Otherwise you’ll always be chasing after AI risks, pelting them with controls after the fact; rather than getting ahead of AI risks and steering your enterprise forward in a strategic, risk-aware manner, which is what the board and the C-suite want to see. 

More Specific AI Worries

The Navex report then drilled down further into the specific AI risks that worry compliance officers right now. The top concern was inappropriate use of intellectual property or data belonging to others, by an easy margin. See Figure 3, below.

Source: Navex

 

Now let’s pivot to a recent report from KPMG on exactly how employees are using AI at work. In that report (based on a survey of 48,000 people in 47 countries around the world) nearly half of all respondents admitted to using AI at work in ways that contravened their employer’s policies. Sixty percent said they have seen or heard other employees using AI tools in inappropriate ways.

Next important finding from the KPMG report: that 70 percent of employees routinely use free, publicly available AI tools such as ChatGPT, Gemini, or Claude to help them do their jobs. 

Those two findings from KPMG tell me that most employees view AI as something akin to a desktop software tool that they can use to save time on their “real” jobs. 

Well, if that’s the case — and I haven’t seen any data or arguments so far to convince me that it’s not — then of course compliance officers should be concerned that employees might be inappropriately using intellectual property or data that belongs to someone else. That’s because employees are taking data and dumping it into ChatGPT all the time, so they can get their work done and punch out early. 

Ditto for those second- and third-place worries in Figure 3, too. You’re worried about AI giving incorrect responses? Well, you should; because two-thirds of employees in the KPMG survey said they rely on AI output without evaluating the answers it provides. You’re worried about data loss? Exactamundo, since these freely available tools will gobble up pretty much every scrap of data fed into them. 

Two Parting Points

What can compliance officers do with these insights? How do we move forward while in these precarious positions? Two thoughts come to mind.

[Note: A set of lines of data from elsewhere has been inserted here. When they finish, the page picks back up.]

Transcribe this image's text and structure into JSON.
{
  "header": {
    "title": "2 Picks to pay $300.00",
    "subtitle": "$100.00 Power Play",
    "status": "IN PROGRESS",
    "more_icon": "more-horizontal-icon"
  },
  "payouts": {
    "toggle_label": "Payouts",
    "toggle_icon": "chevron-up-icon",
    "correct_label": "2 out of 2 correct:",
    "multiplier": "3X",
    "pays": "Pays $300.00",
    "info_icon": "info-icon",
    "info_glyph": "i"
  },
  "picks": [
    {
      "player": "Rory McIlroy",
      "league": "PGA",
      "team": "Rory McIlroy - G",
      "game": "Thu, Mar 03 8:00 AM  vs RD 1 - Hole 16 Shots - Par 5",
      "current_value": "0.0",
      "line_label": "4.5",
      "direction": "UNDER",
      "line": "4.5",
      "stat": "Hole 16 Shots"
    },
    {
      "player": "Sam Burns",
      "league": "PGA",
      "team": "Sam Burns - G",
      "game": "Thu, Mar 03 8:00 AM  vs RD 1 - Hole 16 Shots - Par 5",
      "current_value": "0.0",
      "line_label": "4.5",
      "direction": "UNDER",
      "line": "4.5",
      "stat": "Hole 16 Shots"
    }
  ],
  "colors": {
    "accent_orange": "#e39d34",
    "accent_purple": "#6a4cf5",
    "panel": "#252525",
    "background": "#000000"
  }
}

First, at the tactical level, compliance and IT security teams will need to pay much more attention to data management issues. Your fears about employees taking data they shouldn’t and processing it through AI systems in inappropriate ways is well-founded. Your enterprise will need to be razor sharp on data classification, access control, and related issues.

Alas, compliance officers are not typically well-versed in IT and data management controls. Your expertise is knowing how pieces of information could be used permissibly under various laws and regulations; GRC, IT audit, or cybersecurity teams know the nitty-gritty control issues. So better collaboration between regulatory compliance and IT or data management teams will become more important.

Second, at the strategic level — we should all appreciate that these “AI transformations” are really business process transformations. People are using AI to transform how they work and what they do. Sometimes that happens in a disciplined fashion, when the IT team rolls out an enterprise-wide tool. Lots of times it will unfold in a haphazard fashion, when employees quietly use ChatGPT without telling anyone or a third-party vendor builds AI features into a tool you already use.

So for the next few years at least, when we talk about AI governance, that really means understanding how to re-engineer your business processes to harness AI in a sensible way — a way that still meets your compliance obligations, keeps other operational risks low, fits within your ethical boundaries, and either boosts productivity or cuts costs. 

That’s the goal of good AI governance. If the management team doesn’t act now to achieve it, they’ll find that the rest of the enterprise will rush ahead with bad AI governance all on their own.